5 - il DNA ha il suo valore

Andrea riaprì gli occhi e si ritrovò nel letto di Annabelle con una pezza bagnata sulla fronte. Alzò una mano titubante, liberandosi di quel tessuto pesante. Si tirò a sedere appoggiandosi sui gomiti e guardandosi attorno. Vide una donna che le dava le spalle, intenta in chissà quale compito. Quando questa si voltò riconobbe in lei la tata che quella stessa mattina l'aveva aiutata a farsi il bagno e le aveva acconciato i capelli con cura.

"Sant'Iddio, ti sei ripresa! Mi hai fatto davvero preoccupare, Annabelle!" La donna si avvicinò al suo capezzale, era profondamente preoccupata.

"Cos'è successo?" Si mise lentamente a sedere, cercando di fermare le pareti della stanza.

"Sei svenuta, al centro del giardino, come un sacco di patate." Le spiegò la tata con tono vagamente di rimprovero. Era possibile che fosse così severa? "C'è forse qualcosa di cui non so niente ma che dovresti dirmi?" Le si sedette accanto su letto, gratificandola con uno sguardo di rimprovero.

Andrea la osservò confusa. "Di cosa stai parlando?"

"Non fare la santarellina con me, so benissimo delle visite notturne che ti fa sempre più spesso il bel couturier Gavoir. Lo so, è proprio un bel tipo, ma..." scosse lentamente il capo.

Andrea si sentiva la testa come un pallone. Nicole le stava dicendo che forse era incinta? "Non so di cosa stai parlando!"

Nicole sospirò teatralmente e si alzò dal letto, allontanandosi. "Lo spero per te, altrimenti saresti davvero nei guai. Ma conoscendoti bene, non posso credere che tu ti sia donata a cuor leggero a chi non ti spetta..."

Andrea ci pensò un po' su e decise di prendere la palla al balzo: "Ma perché mio padre mi ha promesso in sposa a..."

"Al conte di Devonshire?" Concluse Nicole al posto suo. "Davvero lo stai chiedendo?"

Andrea sospirò rassegnata. "Ma se anche Philippe è qui, perché non..."

Nicole si sedette nuovamente sul letto e le mise una mano sulla guancia. "Lo sai che su certe cose noi donne non abbiamo voce in capitolo.

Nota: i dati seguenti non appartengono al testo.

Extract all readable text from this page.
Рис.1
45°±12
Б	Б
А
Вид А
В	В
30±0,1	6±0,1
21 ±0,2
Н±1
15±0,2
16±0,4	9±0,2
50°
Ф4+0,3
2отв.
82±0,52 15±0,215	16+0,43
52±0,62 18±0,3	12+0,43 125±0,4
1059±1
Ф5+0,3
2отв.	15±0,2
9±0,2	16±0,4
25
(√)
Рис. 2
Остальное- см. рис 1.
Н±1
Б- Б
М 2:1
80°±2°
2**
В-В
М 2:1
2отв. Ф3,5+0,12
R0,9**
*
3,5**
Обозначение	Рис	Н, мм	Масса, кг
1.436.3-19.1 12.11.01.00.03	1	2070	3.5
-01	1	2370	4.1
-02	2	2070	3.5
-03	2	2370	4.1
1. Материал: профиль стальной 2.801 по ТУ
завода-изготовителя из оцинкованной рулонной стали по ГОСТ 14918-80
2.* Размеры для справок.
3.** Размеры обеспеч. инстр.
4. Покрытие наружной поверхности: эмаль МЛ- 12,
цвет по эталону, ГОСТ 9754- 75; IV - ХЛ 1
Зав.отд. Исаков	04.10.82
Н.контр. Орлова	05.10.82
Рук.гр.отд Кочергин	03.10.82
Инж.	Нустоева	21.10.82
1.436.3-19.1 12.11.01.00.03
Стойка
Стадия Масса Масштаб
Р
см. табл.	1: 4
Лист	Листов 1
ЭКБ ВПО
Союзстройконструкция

Finché esisteranno matrimoni combinati, esisteranno anche spose infelici e cuori infranti." Sentenziò. Si alzò di nuovo. "Adesso è meglio che tu riposi, ti lascio sola. Tornerò a trovarti tra un po', sperando che tuo padre e il tuo promesso sposo non pretendano la tua presenza al ricevimento. Dirò loro che sei indisposta per le solite faccende femminili." Le strizzò un occhio e uscì chiudendosi la porta alle spalle.

Rimasta sola, Andrea ebbe modo di pensare a quello strano individuo presente al ricevimento. L'aveva chiamata per nome, con il suo vero nome! Chi era, e come faceva a conoscerla? Si alzò in piedi e si affacciò alla finestra. Vide gli invitati riuniti nel giardino sottostante, intenti a bere e scherzare tra loro anche in sua assenza. Che strano, pensò, non dovrebbero festeggiare senza di me!

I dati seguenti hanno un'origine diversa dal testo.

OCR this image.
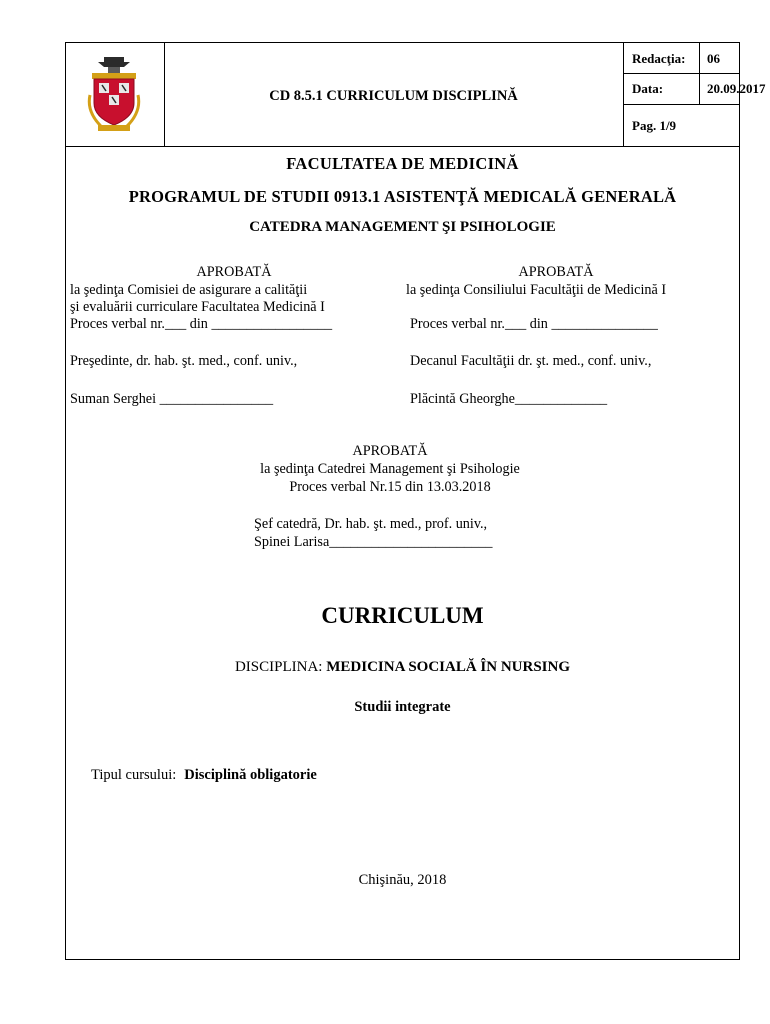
CD 8.5.1 CURRICULUM DISCIPLINĂ
Redacţia: 06
Data:	20.09.2017
Pag. 1/9
FACULTATEA DE MEDICINĂ
PROGRAMUL DE STUDII 0913.1 ASISTENŢĂ MEDICALĂ GENERALĂ
CATEDRA MANAGEMENT ŞI PSIHOLOGIE
APROBATĂ
la şedinţa Comisiei de asigurare a calităţii
şi evaluării curriculare Facultatea Medicină I
Proces verbal nr.___ din _________________
Preşedinte, dr. hab. şt. med., conf. univ.,
Suman Serghei ________________
APROBATĂ
la şedinţa Consiliului Facultăţii de Medicină I
Proces verbal nr.___ din _______________
Decanul Facultăţii dr. şt. med., conf. univ.,
Plăcintă Gheorghe_____________
APROBATĂ
la şedinţa Catedrei Management şi Psihologie
Proces verbal Nr.15 din 13.03.2018
Şef catedră, Dr. hab. şt. med., prof. univ.,
Spinei Larisa_______________________
CURRICULUM
DISCIPLINA: MEDICINA SOCIALĂ ÎN NURSING
Studii integrate
Tipul cursului: Disciplină obligatorie
Chişinău, 2018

Si volse verso il centro della stanza e si avvicinò al tavolo da toeletta, dove i profumi e i pettini di Annabelle erano disposti in perfetto ordine. Si guardò allo specchio e il riflesso di una bellissima ragazza dagli occhi verdi come il mare e i capelli neri come la pece le restituì lo sguardo. Spaventandola, nel riflesso dello specchio riapparve di colpo l'uomo che aveva visto al ricevimento. Si voltò di scatto col cuore in gola.

"Chi sei?"

Lui la osservò sorpreso. "Allora sei davvero tu, non mi sono sbagliato." Fece due passi verso di lei. "Dio sia ringraziato, ti ho trovata!"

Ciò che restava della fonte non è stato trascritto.